I grani antichi siciliani sono sotto attacco. Essi rappresentano un’eccellenza che tutto il mondo ci invidia per le straordinarie proprietà nutritive. Oggi in Sicilia risultano seminati a grano duro circa 290.000 ettari, ma di questi solo 3.000 sono coltivati a “grani antichi”. In appena un secolo, almeno un centinaio di grani antichi sono spariti dal paesaggio siciliano. Oggi ne sono sopravvissuti 52, grazie al lavoro lungimirante di pochi contadini-profeti, per decenni isolati, derisi quando non criminalizzati. Ma di recente è successo un fatto che definire assurdo è poco”.

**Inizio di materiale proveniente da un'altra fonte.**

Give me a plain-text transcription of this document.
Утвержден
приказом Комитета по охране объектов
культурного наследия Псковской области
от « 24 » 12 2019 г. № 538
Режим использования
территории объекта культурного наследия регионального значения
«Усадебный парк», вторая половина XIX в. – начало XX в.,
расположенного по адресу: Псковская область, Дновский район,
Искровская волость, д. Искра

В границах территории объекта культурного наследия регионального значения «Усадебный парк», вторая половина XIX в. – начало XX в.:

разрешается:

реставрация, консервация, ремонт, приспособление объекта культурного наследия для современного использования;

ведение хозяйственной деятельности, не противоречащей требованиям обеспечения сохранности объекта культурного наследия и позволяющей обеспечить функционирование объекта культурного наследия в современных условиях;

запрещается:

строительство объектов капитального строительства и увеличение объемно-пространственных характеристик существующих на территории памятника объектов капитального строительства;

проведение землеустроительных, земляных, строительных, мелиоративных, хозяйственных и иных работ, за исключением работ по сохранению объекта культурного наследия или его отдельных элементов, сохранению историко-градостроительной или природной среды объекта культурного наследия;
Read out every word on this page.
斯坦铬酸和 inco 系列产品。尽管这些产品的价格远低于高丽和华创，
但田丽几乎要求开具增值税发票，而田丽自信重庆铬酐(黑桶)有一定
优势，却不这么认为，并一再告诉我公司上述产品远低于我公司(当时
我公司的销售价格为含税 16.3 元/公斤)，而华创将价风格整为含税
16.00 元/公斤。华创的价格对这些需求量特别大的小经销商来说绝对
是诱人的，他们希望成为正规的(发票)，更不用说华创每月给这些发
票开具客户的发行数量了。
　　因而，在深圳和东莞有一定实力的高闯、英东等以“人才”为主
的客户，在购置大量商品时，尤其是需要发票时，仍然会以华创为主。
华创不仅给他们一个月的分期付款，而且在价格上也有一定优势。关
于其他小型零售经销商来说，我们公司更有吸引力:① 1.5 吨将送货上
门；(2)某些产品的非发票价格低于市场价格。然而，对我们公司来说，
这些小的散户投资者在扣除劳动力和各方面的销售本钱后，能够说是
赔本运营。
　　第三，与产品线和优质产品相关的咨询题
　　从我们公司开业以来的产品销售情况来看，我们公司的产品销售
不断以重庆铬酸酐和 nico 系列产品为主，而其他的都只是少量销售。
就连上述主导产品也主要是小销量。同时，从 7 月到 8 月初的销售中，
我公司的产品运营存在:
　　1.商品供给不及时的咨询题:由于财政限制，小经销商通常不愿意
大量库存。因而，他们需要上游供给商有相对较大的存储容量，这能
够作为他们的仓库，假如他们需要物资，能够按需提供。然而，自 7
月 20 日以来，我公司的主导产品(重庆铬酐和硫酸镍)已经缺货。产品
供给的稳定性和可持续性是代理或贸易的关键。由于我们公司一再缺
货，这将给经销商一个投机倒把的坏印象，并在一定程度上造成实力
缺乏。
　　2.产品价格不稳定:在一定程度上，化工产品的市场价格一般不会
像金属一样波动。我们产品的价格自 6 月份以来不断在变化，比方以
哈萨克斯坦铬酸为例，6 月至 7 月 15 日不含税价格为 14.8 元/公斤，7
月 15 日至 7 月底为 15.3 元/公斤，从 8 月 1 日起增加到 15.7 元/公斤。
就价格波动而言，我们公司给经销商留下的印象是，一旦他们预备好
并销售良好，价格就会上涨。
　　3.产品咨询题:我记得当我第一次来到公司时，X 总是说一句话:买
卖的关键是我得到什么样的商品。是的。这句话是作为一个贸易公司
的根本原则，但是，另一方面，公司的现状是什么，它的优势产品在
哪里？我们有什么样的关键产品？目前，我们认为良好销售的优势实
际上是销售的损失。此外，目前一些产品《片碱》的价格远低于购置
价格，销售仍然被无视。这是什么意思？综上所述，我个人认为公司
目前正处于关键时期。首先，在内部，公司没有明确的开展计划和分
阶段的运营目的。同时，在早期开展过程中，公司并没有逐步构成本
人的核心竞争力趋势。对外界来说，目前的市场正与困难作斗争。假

E’ quanto dichiara l’europarlamentare del Movimento 5 Stelle Ignazio Corrao, autore di strenue battaglie parlamentari a tutela delle eccellenze agroalimentari del territorio. “Un attacco volgare e che potremmo definire quasi blasfemo – spiega Corrao -. La società «Terre e Tradizioni», con sede in Verona ha fatto recapitare a tutte le aziende siciliane, le quali commerciano prodotti contenenti il grano «Timilia», una lettera di diffida al fine di segnalare che la denominazione TIMILIA è un marchio registrato e invitare le aziende a cessare con effetto immediato l’utilizzo del nome Timilia. Nella seconda metà del secolo scorso il Timilia era giunto quasi alla totale estinzione, a causa della diffusione delle colture di massa con varietà limitate e di gran resa; oggi molti agricoltori siciliani, grazie alla maggiore sensibilità verso la coltivazioni più naturali e i prodotti biologici, hanno deciso di riprendere a coltivarlo, ricavando una farina naturale che ne fa un prodotto raro e pregiato. Il Timilia è oggi coltivato soprattutto da piccole aziende che producono prodotti tipici della tradizione siciliana. Il Timilia è menzionato, come frumento tipico siciliano, nella pubblicazione n. 9 del 1942, della Stazione Sperimentale di Granicoltura della Sicilia, dal titolo «I frumenti siciliani».
Non solo! La società veronese si è impossessata anche dell’utilizzo privatistico delle storiche denominazioni degli “ANTICHI GRANI SICILIANI” (Timilia, Maiorca, Russello…) e della stessa definizione generale di “ANTICHI GRANI SICILIANI”, tutti “marchi registrati” – dal 2013. Per questo motivo, al fine di evitare un danno economico gravissimo, insostenibile, per tutte le aziende siciliane che commerciano prodotti contenenti il grano siciliano Timilia, abbiamo chiesto alla Commissione un parere rispetto a questa ignobile pretesa e come intendesse tutelare i produttori siciliani della Timilia.
La risposta – sottolinea l’europarlamentare Corrao – della Commissione, per bocca del Commissario Vytenis Andriukaitis, è chiara: “un marchio d’impresa registrato può essere dichiarato nullo se esso è composto esclusivamente da segni o indicazioni che nel commercio possono servire a designare la specie, la provenienza geografica, o altre caratteristiche del prodotto. I produttori siciliani sono pertanto liberi di richiedere una dichiarazione di nullità del marchio in questione secondo le norme italiane in materia di diritto dei marchi”. Questo riconoscimento è sicuramente un passo in avanti significativo, ma è solo l’inizio. Poco importa se nel frattempo la società veronese ha rinunciato alla titolarità dei marchi proponendone la cessione “a un centesimo” alla Stazione sperimentale di granicoltura di Caltagirone (struttura della Regione Siciliana). Siamo alla follia. Vendere ai siciliani ciò che è già dei siciliani! Combatteremo questa battaglia attraverso tutti i livelli istituzionali, fino alla fine, al fianco del movimento contadino Simenza, che raggruppa i produttori dei grani antichi siciliani. L’obiettivo – conclude l’eurodeputato alcamese – è non solo la cancellazione dei marchi che rubano la nostra storia, ma anche una decisa politica di slancio e promozione della produzione dei grani antichi una volta al governo della Sicilia”.